As part of this process, Cardwell said, Johnson and other members of the community helped identify people in photos, put names to faces and other logistics of getting the Challenger out there.
“It’s really amazing that Lyn does the whole publication primarily by herself,” said Cardwell.
For the paper to survive, Johnson has had to make it her life: She writes, takes photos and acts as the sole editor.

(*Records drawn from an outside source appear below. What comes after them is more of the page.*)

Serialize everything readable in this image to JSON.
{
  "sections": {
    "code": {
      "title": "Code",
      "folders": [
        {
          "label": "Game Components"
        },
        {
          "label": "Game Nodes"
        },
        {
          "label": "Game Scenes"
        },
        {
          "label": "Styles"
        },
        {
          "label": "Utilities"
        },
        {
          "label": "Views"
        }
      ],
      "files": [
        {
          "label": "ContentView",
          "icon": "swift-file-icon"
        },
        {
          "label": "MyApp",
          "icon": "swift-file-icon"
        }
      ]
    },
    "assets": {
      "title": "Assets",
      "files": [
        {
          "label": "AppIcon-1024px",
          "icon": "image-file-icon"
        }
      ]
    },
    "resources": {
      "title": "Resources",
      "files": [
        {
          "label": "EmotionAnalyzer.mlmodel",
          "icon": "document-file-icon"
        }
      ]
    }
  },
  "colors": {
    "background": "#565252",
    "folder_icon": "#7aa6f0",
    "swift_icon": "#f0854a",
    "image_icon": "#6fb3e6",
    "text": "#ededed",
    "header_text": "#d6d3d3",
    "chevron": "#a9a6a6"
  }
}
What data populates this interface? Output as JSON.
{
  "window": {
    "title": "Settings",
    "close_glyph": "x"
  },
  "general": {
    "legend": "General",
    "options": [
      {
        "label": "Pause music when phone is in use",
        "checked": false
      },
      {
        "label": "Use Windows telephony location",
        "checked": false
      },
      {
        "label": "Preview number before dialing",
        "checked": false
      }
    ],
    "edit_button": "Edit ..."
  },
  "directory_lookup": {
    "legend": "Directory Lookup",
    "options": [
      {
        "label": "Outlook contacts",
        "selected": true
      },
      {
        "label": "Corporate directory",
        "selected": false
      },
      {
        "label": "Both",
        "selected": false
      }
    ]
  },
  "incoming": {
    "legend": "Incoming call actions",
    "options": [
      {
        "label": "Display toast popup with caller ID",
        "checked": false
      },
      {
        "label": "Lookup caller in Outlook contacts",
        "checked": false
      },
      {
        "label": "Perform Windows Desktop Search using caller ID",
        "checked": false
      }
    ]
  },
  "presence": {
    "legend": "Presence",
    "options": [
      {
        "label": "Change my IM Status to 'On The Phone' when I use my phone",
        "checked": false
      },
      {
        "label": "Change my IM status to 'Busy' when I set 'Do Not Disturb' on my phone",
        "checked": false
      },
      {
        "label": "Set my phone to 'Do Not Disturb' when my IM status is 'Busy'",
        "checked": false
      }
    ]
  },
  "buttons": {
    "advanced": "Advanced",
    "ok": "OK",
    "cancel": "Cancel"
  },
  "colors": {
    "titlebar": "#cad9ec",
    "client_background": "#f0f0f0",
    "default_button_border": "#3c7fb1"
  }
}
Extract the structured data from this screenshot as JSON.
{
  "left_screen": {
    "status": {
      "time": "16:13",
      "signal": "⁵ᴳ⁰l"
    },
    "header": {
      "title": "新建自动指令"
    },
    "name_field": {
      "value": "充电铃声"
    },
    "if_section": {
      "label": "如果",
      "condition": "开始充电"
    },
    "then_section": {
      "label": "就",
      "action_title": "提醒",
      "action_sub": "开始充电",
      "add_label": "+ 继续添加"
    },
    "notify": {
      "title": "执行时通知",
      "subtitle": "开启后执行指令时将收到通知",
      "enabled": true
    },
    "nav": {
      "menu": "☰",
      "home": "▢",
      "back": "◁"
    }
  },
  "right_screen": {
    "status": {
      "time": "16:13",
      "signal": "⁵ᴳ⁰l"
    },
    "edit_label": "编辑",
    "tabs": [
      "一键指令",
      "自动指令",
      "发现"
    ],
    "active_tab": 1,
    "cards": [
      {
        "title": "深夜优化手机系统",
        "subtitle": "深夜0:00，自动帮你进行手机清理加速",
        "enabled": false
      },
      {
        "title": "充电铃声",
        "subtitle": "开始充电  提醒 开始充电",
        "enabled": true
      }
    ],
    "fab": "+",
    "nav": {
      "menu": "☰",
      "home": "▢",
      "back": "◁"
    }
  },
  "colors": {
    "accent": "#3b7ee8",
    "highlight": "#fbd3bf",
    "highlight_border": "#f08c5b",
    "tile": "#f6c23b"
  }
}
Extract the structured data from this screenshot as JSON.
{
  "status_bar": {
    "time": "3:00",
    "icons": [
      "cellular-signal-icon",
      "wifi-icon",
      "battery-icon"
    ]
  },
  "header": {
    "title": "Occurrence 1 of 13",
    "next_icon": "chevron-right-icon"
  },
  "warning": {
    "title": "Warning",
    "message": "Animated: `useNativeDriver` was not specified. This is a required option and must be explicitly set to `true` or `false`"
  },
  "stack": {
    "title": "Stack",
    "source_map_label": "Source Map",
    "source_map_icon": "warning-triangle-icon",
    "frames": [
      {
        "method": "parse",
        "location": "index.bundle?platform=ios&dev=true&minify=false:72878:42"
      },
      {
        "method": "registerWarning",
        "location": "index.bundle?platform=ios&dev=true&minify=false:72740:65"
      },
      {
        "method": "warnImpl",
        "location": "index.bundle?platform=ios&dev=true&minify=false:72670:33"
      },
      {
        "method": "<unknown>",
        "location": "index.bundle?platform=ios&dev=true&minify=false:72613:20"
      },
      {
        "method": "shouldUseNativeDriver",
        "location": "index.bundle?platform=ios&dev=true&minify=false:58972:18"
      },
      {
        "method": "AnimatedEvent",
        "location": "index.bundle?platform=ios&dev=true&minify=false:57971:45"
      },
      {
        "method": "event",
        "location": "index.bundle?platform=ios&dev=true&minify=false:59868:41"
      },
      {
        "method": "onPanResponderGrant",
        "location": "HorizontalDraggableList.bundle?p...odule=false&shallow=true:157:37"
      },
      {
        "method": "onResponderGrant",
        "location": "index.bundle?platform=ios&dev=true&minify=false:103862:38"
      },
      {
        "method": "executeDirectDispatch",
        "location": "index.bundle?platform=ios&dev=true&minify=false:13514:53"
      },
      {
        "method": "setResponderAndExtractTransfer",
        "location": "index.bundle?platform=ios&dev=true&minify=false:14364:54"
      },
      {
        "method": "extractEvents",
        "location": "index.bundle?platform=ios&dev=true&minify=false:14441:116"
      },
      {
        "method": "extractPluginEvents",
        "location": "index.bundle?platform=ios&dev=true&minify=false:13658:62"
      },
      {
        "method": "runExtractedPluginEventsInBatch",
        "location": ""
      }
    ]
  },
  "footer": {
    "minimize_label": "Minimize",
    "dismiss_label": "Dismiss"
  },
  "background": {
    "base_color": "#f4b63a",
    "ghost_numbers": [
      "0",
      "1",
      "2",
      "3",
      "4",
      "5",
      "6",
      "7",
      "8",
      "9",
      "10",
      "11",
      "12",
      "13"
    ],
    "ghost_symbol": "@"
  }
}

She utilizes student-reporters from USFSP’s Neighborhood News Bureau and manages a rotating team of freelance writers.
One the Challenger’s most frequent freelancers, Holly Kestenis, has known Johnson for about 20 years.
“Lyn sets a goal and figures out what she needs to meet that goal,” said Kestenis, who recently covered local elections and the mayoral race for the paper. “She’s always had leadership qualities and has her stuff together.”
Those qualities are what keep the paper going in a time when similar publications haven’t fared as well.
Johnson does worry about future finances for the Challenger, but she said community papers will continue to be necessary.
“You see in the news black people stealing, murdering, all kinds of horrible things,” she said, “but what you don’t see are the triumphs going on in the community and that’s where the local, weekly newspapers will pick up that slack.”